6. Black helicopters. The presence of armored personal vehicles and armed soldiers became a routine part of the show. When the Army showed up to demonstrate the soldier of the future, it became increasingly difficult to separate the real army men from the cosplayers pretending to be someone from a game. But no military presence ever wowed the crowds as much as a Black Hawk helicopter dropping troops right in front the convention center, Ridley Scott-style.
7. Tecmo thumb jocks. In a promotion that has largely been lost to the mists of time, Tecmo promoted its fighting games by handing out the "thumb jock." The knit jock fit neatly over the thumb and fasted around the wrist, thus helping prevent any nasty rubbing or chaffing during extended gaming sessions.
8. Beck, Macy Gray and George Clinton at the Sony party. There have been a lot of parties and there have been a lot a of great parties. But none compares in retrospect to the affair put on by Sony at their Culver City studios. Channeling all the excitement of a backlot tour, with premium bars and loads of good food, Sony mustered Beck, Gray and Clinton to anchor an outrageous and memorable evening of entertainment.
9. Power outage. Maybe it was an omen. But in 2005, the show started with a convention center blackout. Never had the show been as close to riot as when the lights and the AC went out on the waiting throng of press and fans lined up outside the convention floor doors. The electricity was restored before any real harm has done. But the next year was to be the last of the big E3s. In 2007, the show downsized by about 70,000 people and relocated (temporarily) to Santa Monica.

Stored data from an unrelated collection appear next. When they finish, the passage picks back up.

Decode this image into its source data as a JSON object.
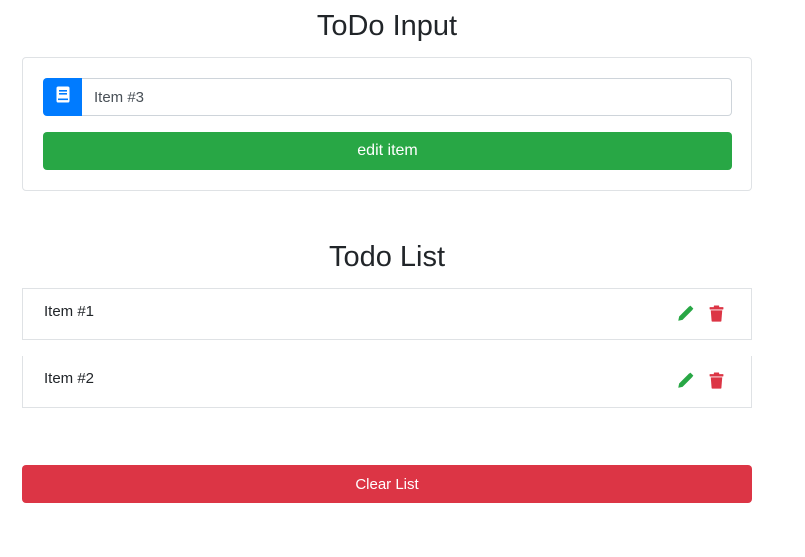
{
  "colors": {
    "primary": "#007bff",
    "success": "#28a745",
    "danger": "#dc3545",
    "text": "#212529",
    "border": "#dfe2e5"
  },
  "input_section": {
    "title": "ToDo Input",
    "addon_icon": "book-icon",
    "input_value": "Item #3",
    "submit_label": "edit item"
  },
  "list_section": {
    "title": "Todo List",
    "items": [
      {
        "label": "Item #1",
        "edit_icon": "pencil-icon",
        "delete_icon": "trash-icon"
      },
      {
        "label": "Item #2",
        "edit_icon": "pencil-icon",
        "delete_icon": "trash-icon"
      }
    ],
    "clear_label": "Clear List"
  }
}
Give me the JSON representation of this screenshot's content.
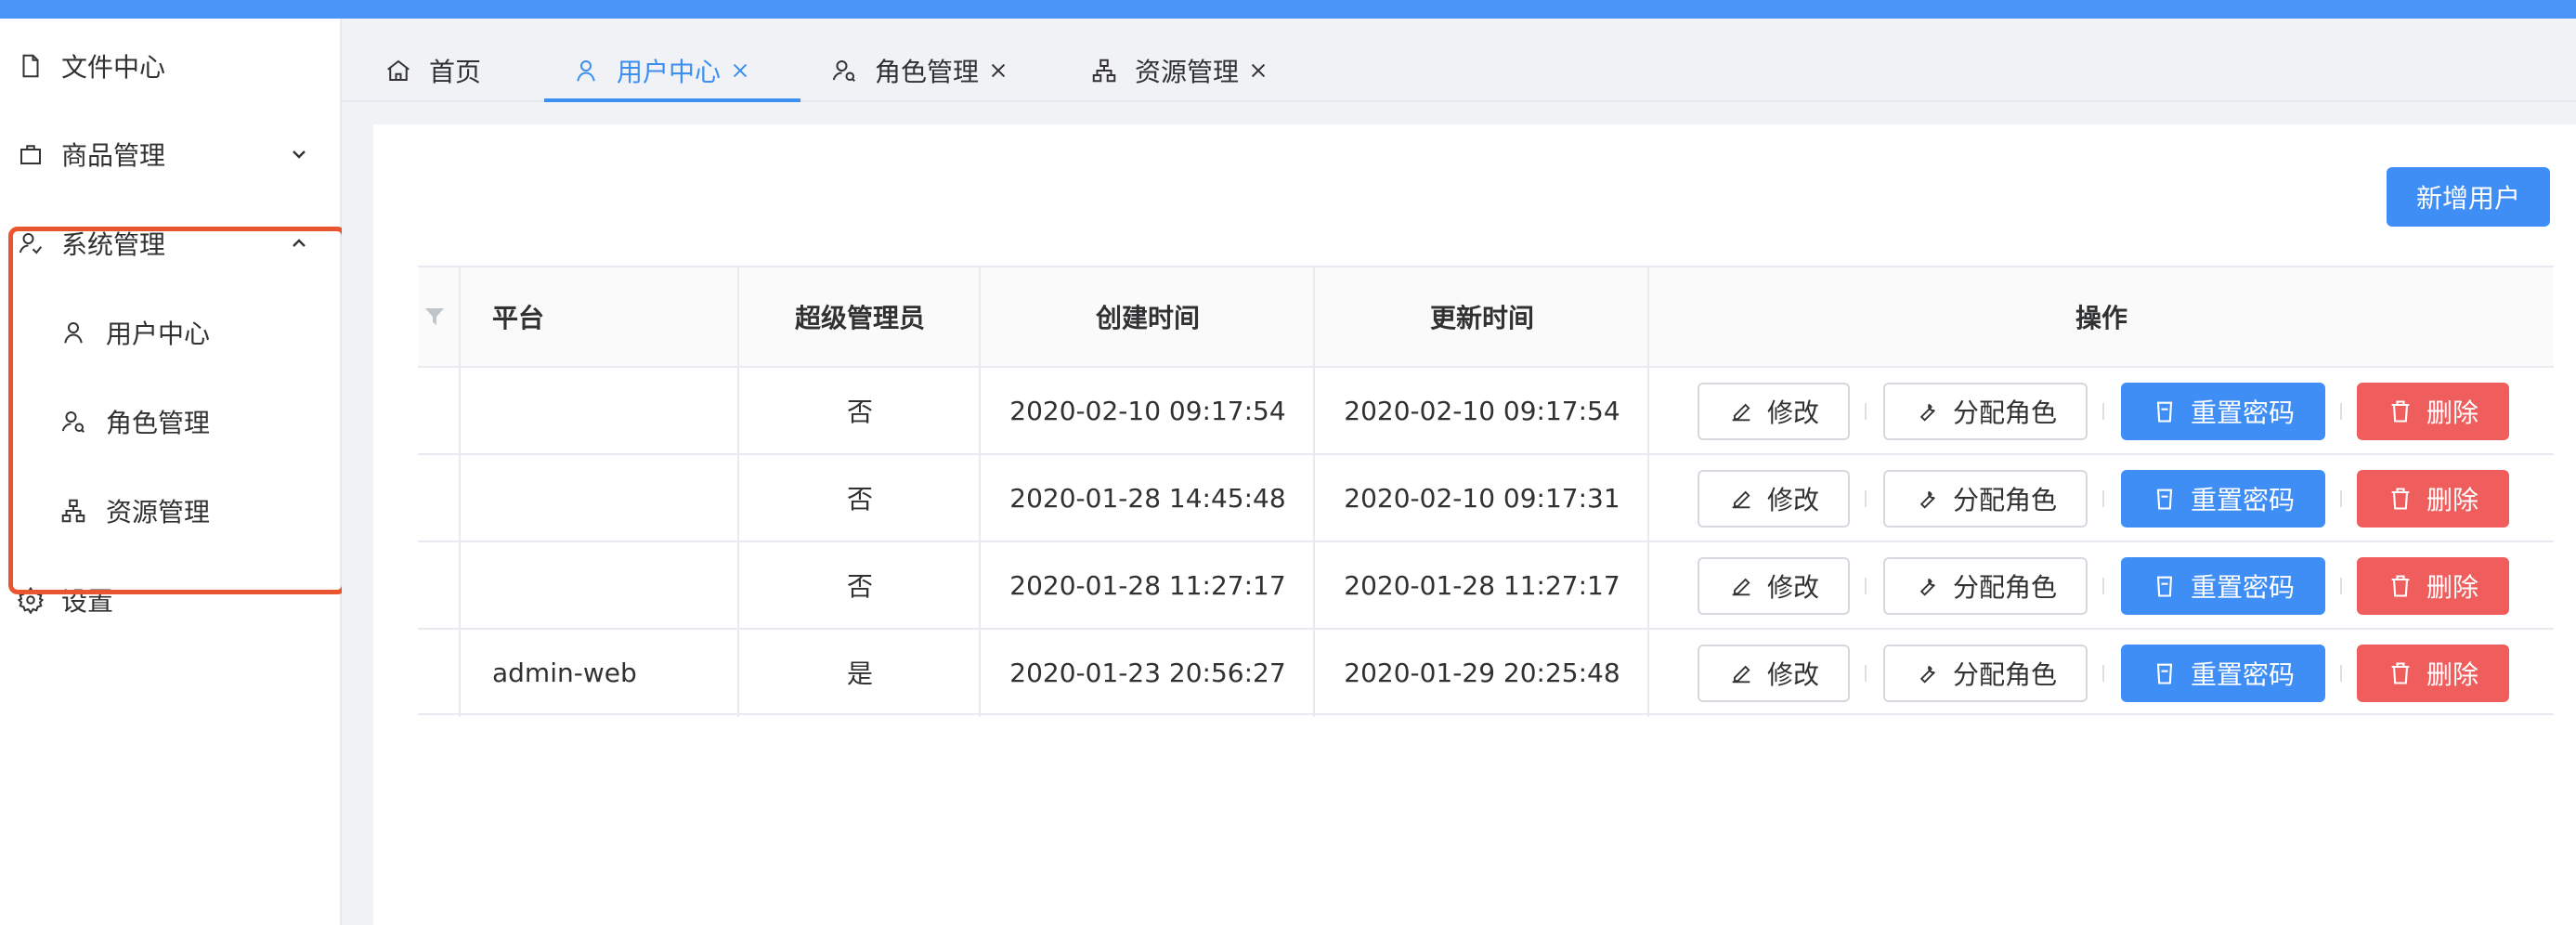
{
  "sidebar": {
    "items": [
      {
        "label": "文件中心",
        "icon": "file-icon"
      },
      {
        "label": "商品管理",
        "icon": "bag-icon",
        "arrow": "chevron-down-icon"
      },
      {
        "label": "系统管理",
        "icon": "users-icon",
        "arrow": "chevron-up-icon"
      },
      {
        "label": "用户中心",
        "icon": "user-icon"
      },
      {
        "label": "角色管理",
        "icon": "role-icon"
      },
      {
        "label": "资源管理",
        "icon": "sitemap-icon"
      },
      {
        "label": "设置",
        "icon": "gear-icon"
      }
    ]
  },
  "tabs": [
    {
      "label": "首页",
      "icon": "home-icon"
    },
    {
      "label": "用户中心",
      "icon": "user-icon",
      "active": true
    },
    {
      "label": "角色管理",
      "icon": "role-icon"
    },
    {
      "label": "资源管理",
      "icon": "sitemap-icon"
    }
  ],
  "toolbar": {
    "add_label": "新增用户"
  },
  "table": {
    "headers": [
      "平台",
      "超级管理员",
      "创建时间",
      "更新时间",
      "操作"
    ],
    "rows": [
      {
        "platform": "",
        "super": "否",
        "created": "2020-02-10 09:17:54",
        "updated": "2020-02-10 09:17:54"
      },
      {
        "platform": "",
        "super": "否",
        "created": "2020-01-28 14:45:48",
        "updated": "2020-02-10 09:17:31"
      },
      {
        "platform": "",
        "super": "否",
        "created": "2020-01-28 11:27:17",
        "updated": "2020-01-28 11:27:17"
      },
      {
        "platform": "admin-web",
        "super": "是",
        "created": "2020-01-23 20:56:27",
        "updated": "2020-01-29 20:25:48"
      }
    ],
    "actions": {
      "edit": "修改",
      "assign_role": "分配角色",
      "reset_password": "重置密码",
      "delete": "删除"
    }
  },
  "colors": {
    "accent": "#3d8ef2",
    "danger": "#ef5d5d",
    "highlight": "#e8552e",
    "topbar": "#4994f6"
  }
}
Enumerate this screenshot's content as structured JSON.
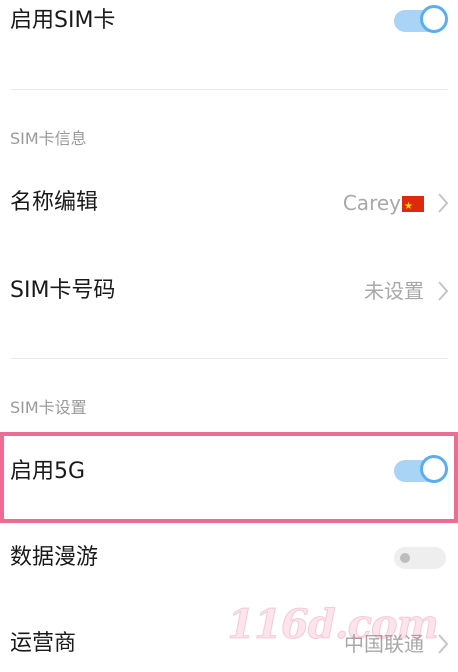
{
  "enable_sim": {
    "label": "启用SIM卡",
    "toggle_state": "on"
  },
  "sim_info": {
    "header": "SIM卡信息",
    "name_edit": {
      "label": "名称编辑",
      "value": "Carey",
      "flag_icon": "china-flag-icon"
    },
    "sim_number": {
      "label": "SIM卡号码",
      "value": "未设置"
    }
  },
  "sim_settings": {
    "header": "SIM卡设置",
    "enable_5g": {
      "label": "启用5G",
      "toggle_state": "on"
    },
    "data_roaming": {
      "label": "数据漫游",
      "toggle_state": "off"
    },
    "carrier": {
      "label": "运营商",
      "value": "中国联通"
    }
  },
  "watermark": "116d.com",
  "colors": {
    "toggle_on_track": "#a9d4f5",
    "toggle_on_ring": "#5aaef0",
    "highlight_border": "#ee6c93",
    "secondary_text": "#a8a8a8"
  }
}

10. E3 wake. With booth babes dressed in black and mourning alongside carnival freaks, circus performers and a ragtag band of journalists, the Gamecock crew led the faithful down the beach from Santa Monica to Venice to commemorate the passing of E3. As police helicopters and bemused beach bums stared on in confusion, the congregation said farewell to their old friend, that big, crazy E3 that everyone knew would one day die at the hands of his own excess.
(Photo: Terry Terrones)
11. It seems appropriate this list would go to 11 with a jaw-dropping concert by The Who last year. While the rest of the industry was navel-gazing and contemplating the future of tough financial times and scatted consumer demand, MTV and EA were throwing down Rock Band-style with a 2-hour concert in a small theater for about 1,500 select attendees. Peter and Roger set aside differences long enough to tear through their greatest hits and make fun of videogame fans. And in that moment, everyone knew that things were gonna be all right.